Capítulo 6 SE ME SENTÓ EN LA CAMA

APARTAOS de mí, malditos, id al fuego eterno, preparado para el diablo y sus ángeles.

(Palabras de Jesús en Mt 25, 41)

Caramba, María... ¿Que si creo en el diablo? Vaya pregunta. Por supuesto que sí. Y si te lo digo no es solo porque así me lo explicaron mis padres, sino porque lo he leído en los libros de Santa Teresa de Ávila. Desde que los investigué en mi adolescencia, no pude olvidarme de ciertos datos que... ¡Caray! Vaya miedo me dieron. Todos los católicos deberían leerse las definiciones que esta mujer descomunal da sobre el infierno, y entonces ya no pareceríamos raros los que defendemos la idea de la existencia del cielo, purgatorio e infierno. ¡Además es dogma de fe, qué narices! Solo por esa razón debería bastar, ¿no?

Rondando los treinta años, acudí a sacerdotes formados a quienes pregunté y quienes me aclararon la veracidad sobre la existencia del infierno y del demonio. Me explicaron que a causa de que desde el Concilio Vaticano II se decidiera hablar muy poco de ambos, hoy ya nadie cree en ellos... ¡Cuánto daño ha hecho esto, María! Ahora la gente se arma un lío morrocotudo y caen en la trampa más burda: dicen que hasta la Iglesia niega esa realidad. Nunca comprenderé por qué el Vaticano adoptó esa postura tras el concilio, aunque confío en que alguna razón de importancia habrá... Hoy solo soy capaz de darme cuenta de que a raíz de esa decisión, la mayoría de los católicos no tenemos la más mínima idea sobre escatología, ¡a pesar de que todo viene bien masticadito en el Catecismo! Pero como apenas es leído... Te reconozco que hasta yo lo cojo poquísimo, ¡y todo por pereza, hija! Por eso cuando alguien me dice que el demonio no existe me dan ganas de pedirle a voces que espabile. ¡No podemos seguir ignorando esa realidad!

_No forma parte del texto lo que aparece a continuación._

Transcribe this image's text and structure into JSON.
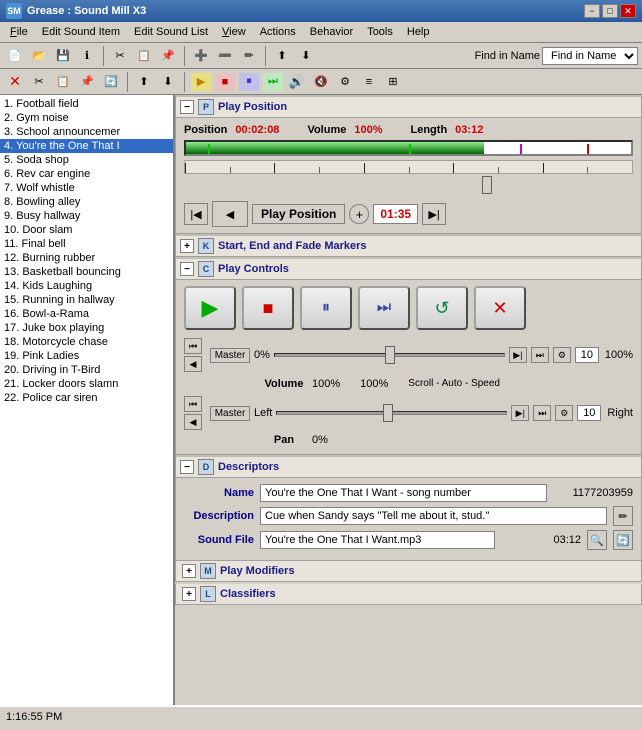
{
  "app": {
    "title": "Grease : Sound Mill X3",
    "icon": "SM"
  },
  "titlebar": {
    "minimize": "−",
    "maximize": "□",
    "close": "✕"
  },
  "menu": {
    "items": [
      "File",
      "Edit Sound Item",
      "Edit Sound List",
      "View",
      "Actions",
      "Behavior",
      "Tools",
      "Help"
    ]
  },
  "toolbar": {
    "find_label": "Find in Name",
    "find_dropdown": "▼"
  },
  "sound_list": {
    "items": [
      {
        "num": 1,
        "name": "Football field",
        "state": "normal"
      },
      {
        "num": 2,
        "name": "Gym noise",
        "state": "normal"
      },
      {
        "num": 3,
        "name": "School announcemer",
        "state": "normal"
      },
      {
        "num": 4,
        "name": "You're the One That I",
        "state": "selected"
      },
      {
        "num": 5,
        "name": "Soda shop",
        "state": "normal"
      },
      {
        "num": 6,
        "name": "Rev car engine",
        "state": "normal"
      },
      {
        "num": 7,
        "name": "Wolf whistle",
        "state": "normal"
      },
      {
        "num": 8,
        "name": "Bowling alley",
        "state": "normal"
      },
      {
        "num": 9,
        "name": "Busy hallway",
        "state": "normal"
      },
      {
        "num": 10,
        "name": "Door slam",
        "state": "normal"
      },
      {
        "num": 11,
        "name": "Final bell",
        "state": "normal"
      },
      {
        "num": 12,
        "name": "Burning rubber",
        "state": "normal"
      },
      {
        "num": 13,
        "name": "Basketball bouncing",
        "state": "normal"
      },
      {
        "num": 14,
        "name": "Kids Laughing",
        "state": "normal"
      },
      {
        "num": 15,
        "name": "Running in hallway",
        "state": "normal"
      },
      {
        "num": 16,
        "name": "Bowl-a-Rama",
        "state": "normal"
      },
      {
        "num": 17,
        "name": "Juke box playing",
        "state": "normal"
      },
      {
        "num": 18,
        "name": "Motorcycle chase",
        "state": "normal"
      },
      {
        "num": 19,
        "name": "Pink Ladies",
        "state": "normal"
      },
      {
        "num": 20,
        "name": "Driving in T-Bird",
        "state": "normal"
      },
      {
        "num": 21,
        "name": "Locker doors slamn",
        "state": "normal"
      },
      {
        "num": 22,
        "name": "Police car siren",
        "state": "normal"
      }
    ]
  },
  "play_position": {
    "section_label": "Play Position",
    "section_icon": "P",
    "position_label": "Position",
    "position_value": "00:02:08",
    "volume_label": "Volume",
    "volume_value": "100%",
    "length_label": "Length",
    "length_value": "03:12",
    "progress_pct": 67,
    "playpos_label": "Play Position",
    "playpos_time": "01:35",
    "btn_start": "|◀",
    "btn_back": "◀",
    "btn_plus": "+",
    "btn_end": "▶|"
  },
  "start_end_fade": {
    "section_label": "Start, End and Fade Markers",
    "section_icon": "K",
    "collapsed": true
  },
  "play_controls": {
    "section_label": "Play Controls",
    "section_icon": "C",
    "btn_play": "▶",
    "btn_stop": "■",
    "btn_pause": "⏸",
    "btn_forward": "▶▶",
    "btn_loop": "↺",
    "btn_close": "✕",
    "volume_label": "Volume",
    "volume_left_pct": "0%",
    "volume_center_pct": "100%",
    "volume_right_pct": "100%",
    "scroll_auto_speed": "Scroll - Auto - Speed",
    "scroll_num": "10",
    "pan_label": "Pan",
    "pan_left": "Left",
    "pan_right": "Right",
    "pan_pct": "0%",
    "pan_num": "10",
    "master_label": "Master"
  },
  "descriptors": {
    "section_label": "Descriptors",
    "section_icon": "D",
    "name_label": "Name",
    "name_value": "You're the One That I Want - song number",
    "name_id": "1177203959",
    "desc_label": "Description",
    "desc_value": "Cue when Sandy says \"Tell me about it, stud.\"",
    "file_label": "Sound File",
    "file_value": "You're the One That I Want.mp3",
    "file_duration": "03:12"
  },
  "play_modifiers": {
    "section_label": "Play Modifiers",
    "section_icon": "M",
    "collapsed": true
  },
  "classifiers": {
    "section_label": "Classifiers",
    "section_icon": "L",
    "collapsed": true
  },
  "status_bar": {
    "time": "1:16:55 PM"
  }
}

No vayas a pensar que soy un violento o un fanático, ¿eh? En serio: me considero un hombre tranquilo... No me gusta meterme en líos ni enredar con cosas que no entiendo, y por eso busqué y no paré hasta encontrar a un sacerdote de confianza a quien relatar aquello tan espantoso que me sucedió una noche con el Patas... Eso que me ha dejado marcado para siempre. ¡Tenía tanto miedo a las burlas que tardé un par de años en contárselo a mis amistades! Solo me atreví a compartirlo con mi mujer y con ese santo sacerdote, que mucho me ayudó... Y es que las cosas sobrenaturales son delicadas: ¡vaya miedo que pasamos! Me bendijo la casa y todo se tranquilizó. Desde entonces que no me digan que no existe el demonio, porque sé lo que digo. Aunque debo reconocerte que antes que a él, acudí a varios sacerdotes que no me creyeron, o incluso que me miraron de reojo... Eso me dolió mucho, porque implicaba que me tomaron por chalado o por farsante. ¡Y yo no soy una persona embustera ni necesito un psiquiatra! Menos mal que mi mujer siempre me creyó, al ser testigo ocular de las cosas tan raras que nos pasaban en casa, como aquel día en el que se movieron solos los muebles. Solo recordarlo me estremece. ¡Cuánto daño hacen los sacerdotes no enterados de estas cosas! Pobres, no les culpo. Son cosas raras que no todos los días encuentra uno por ahí. Pero creo sinceramente que los curas deberían formarse mucho más a fondo sobre los temas escatológicos, porque te aseguro que los Novísimos son verdades como templos.

* * *

Mi desastrosa aventura con ese piso comenzó aproximadamente un mes después de haberlo alquilado. Era espacioso y luminoso y a Ana, mi mujer, le gustó enseguida. Es cierto que nos extrañó un precio tan asequible para una vivienda de tres dormitorios amplios, y como dos jóvenes inocentones recién casados que éramos entonces, nos pareció el Palacio de Dueñas. A ver, hija... Si es que éramos dos pichones. ¡Si hubiéramos sabido lo que nos esperaba entre esas paredes! ¡Ja! Ni locos nos hubiéramos lanzado.

El primer mes transcurrió más veloz que una tos. Trabajábamos y llegábamos al piso por la noche con esa ilusión tremenda y la energía que solo tienen los recién casados. Así que, a pesar de todas las horas que pasábamos en la oficina, nos arremangábamos y ¡hala!, nos poníamos a pintar, a empapelar, a colgar cuadros; en definitiva, a poner precioso nuestro nidito de amor. Estaba quedando tan bonito que hasta mi madre me felicitaba. «¡Con lo desastre y desordenado que eras en casa, mira qué piso tienes ahora!», decía más hinchada que un pavo. Y es que nos dejábamos llevar por una ilusión inmensa, ansiosos por dejar nuestro nido lo más acogedor posible.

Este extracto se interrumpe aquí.